Existence of these sub-atomic particles has been long suspected, but yet to be conclusively proven
Indirect evidence hinting at the existence of baryon, a subatomic particle long suspected to exist but yet to be spotted, has been found. The evidence came in experiments conducted inside the Relativistic Heavy Ion Collider (RHIC), an atom smasher at Brookhaven National Laboratory in New York.
At RHIC, scientists created a plasma “soup” of subatomic particles to replicate conditions after the Big Bang. This soup contained quarks (subatomic particles that make up protons and neutrons) and gluons (particles that bind quarks together). During experiments it was found that the plasma was freezing at a temperature lower than expected. This made the researchers hypothesise that the freezing is taking place due to the presence of baryons.

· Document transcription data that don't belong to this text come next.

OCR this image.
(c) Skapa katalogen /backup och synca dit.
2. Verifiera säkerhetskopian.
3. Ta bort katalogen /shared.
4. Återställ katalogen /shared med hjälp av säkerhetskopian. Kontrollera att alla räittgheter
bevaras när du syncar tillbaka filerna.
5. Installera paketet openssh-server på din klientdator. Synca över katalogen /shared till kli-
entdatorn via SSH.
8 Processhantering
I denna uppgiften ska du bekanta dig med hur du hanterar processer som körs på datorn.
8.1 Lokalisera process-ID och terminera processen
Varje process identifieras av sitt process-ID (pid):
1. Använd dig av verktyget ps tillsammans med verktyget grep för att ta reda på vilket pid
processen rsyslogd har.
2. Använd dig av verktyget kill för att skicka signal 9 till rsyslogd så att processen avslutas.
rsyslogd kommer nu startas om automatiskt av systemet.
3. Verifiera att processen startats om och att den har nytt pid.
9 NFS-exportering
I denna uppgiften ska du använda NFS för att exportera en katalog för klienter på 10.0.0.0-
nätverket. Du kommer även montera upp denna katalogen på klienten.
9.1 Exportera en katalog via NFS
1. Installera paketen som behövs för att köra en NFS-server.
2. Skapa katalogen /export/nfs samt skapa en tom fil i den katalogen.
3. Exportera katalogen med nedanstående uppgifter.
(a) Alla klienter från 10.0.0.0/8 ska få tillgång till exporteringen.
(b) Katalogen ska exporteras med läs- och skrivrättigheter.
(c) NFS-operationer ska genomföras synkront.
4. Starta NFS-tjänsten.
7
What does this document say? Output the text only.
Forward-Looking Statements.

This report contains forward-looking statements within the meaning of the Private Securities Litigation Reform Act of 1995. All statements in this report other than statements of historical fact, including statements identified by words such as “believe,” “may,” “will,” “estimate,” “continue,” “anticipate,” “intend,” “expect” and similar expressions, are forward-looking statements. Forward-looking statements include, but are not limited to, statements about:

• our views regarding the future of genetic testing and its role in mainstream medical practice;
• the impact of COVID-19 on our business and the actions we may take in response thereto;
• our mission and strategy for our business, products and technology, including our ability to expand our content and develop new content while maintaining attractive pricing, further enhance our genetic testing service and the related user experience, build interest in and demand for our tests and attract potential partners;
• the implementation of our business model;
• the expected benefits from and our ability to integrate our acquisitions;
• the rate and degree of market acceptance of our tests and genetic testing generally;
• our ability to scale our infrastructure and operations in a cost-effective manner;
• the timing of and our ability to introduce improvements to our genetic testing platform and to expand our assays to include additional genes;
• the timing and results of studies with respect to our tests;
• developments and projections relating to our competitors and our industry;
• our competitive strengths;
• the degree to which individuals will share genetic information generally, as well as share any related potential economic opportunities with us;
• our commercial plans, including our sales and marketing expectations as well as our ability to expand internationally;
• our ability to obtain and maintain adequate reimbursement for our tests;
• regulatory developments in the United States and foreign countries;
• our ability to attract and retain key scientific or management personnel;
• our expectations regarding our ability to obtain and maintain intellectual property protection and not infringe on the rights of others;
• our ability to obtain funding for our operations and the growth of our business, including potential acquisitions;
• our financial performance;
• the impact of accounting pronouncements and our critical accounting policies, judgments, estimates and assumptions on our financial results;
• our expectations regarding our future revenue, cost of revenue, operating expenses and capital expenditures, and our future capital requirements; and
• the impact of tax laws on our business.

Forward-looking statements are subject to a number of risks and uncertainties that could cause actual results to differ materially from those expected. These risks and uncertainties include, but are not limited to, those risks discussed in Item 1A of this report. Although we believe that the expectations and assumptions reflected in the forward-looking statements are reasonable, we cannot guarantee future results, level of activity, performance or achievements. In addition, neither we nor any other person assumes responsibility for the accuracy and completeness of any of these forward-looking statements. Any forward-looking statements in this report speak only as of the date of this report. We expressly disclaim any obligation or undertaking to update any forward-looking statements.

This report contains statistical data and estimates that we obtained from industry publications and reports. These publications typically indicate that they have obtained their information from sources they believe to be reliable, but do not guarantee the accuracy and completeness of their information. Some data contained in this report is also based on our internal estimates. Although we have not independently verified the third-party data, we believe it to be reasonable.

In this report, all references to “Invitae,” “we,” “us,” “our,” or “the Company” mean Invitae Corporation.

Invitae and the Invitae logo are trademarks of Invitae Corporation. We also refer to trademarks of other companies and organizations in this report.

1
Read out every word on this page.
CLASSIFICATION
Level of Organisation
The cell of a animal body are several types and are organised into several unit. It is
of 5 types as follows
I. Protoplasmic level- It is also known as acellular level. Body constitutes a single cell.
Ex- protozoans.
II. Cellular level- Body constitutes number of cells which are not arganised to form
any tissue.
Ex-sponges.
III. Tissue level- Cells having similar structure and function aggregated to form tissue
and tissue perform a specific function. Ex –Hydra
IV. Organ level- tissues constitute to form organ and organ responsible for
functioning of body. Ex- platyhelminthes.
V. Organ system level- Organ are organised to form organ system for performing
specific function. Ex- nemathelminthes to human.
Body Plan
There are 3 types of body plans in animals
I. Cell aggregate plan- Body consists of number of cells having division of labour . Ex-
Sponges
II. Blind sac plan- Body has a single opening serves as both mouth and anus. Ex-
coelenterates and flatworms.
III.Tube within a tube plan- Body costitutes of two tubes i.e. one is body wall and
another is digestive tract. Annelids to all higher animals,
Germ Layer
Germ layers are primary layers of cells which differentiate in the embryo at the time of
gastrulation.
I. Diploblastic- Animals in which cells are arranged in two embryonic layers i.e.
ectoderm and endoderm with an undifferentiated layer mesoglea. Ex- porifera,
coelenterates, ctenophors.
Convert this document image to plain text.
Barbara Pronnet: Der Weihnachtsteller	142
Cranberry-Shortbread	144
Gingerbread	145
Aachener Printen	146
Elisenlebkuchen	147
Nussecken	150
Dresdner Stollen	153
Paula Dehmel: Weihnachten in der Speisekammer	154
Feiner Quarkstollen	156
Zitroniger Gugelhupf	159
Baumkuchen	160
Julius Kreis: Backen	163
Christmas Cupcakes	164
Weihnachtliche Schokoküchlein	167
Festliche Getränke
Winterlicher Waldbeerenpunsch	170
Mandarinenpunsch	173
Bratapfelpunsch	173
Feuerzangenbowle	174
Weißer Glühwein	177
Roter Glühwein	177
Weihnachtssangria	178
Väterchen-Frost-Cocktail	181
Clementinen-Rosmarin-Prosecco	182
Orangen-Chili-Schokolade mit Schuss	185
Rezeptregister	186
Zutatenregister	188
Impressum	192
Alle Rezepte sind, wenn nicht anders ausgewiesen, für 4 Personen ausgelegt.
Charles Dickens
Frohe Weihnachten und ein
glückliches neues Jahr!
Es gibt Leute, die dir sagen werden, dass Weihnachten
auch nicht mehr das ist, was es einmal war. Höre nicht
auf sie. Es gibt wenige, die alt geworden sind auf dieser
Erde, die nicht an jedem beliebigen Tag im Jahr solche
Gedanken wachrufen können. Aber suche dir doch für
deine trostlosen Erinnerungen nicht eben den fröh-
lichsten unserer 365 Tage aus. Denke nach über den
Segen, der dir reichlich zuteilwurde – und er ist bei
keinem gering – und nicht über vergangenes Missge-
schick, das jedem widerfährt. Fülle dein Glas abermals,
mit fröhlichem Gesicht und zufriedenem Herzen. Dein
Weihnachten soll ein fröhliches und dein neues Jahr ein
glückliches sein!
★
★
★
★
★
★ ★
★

"Baryons, which are hadrons made of three quarks, make up almost all the matter we see in the universe today," said Brookhaven theoretical physicist Swagato Mukherjee, according to a news release by the institute. Mukherjee is a co-author on a paper describing the results in Physical Review Letters. The paper was published on August 11.
"It's similar to the way table salt lowers the freezing point of liquid water," said Mukherjee. "These 'invisible' hadrons are like salt molecules floating around in the hot gas of hadrons, making other particles freeze out at a lower temperature than they would if the 'salt' wasn't there."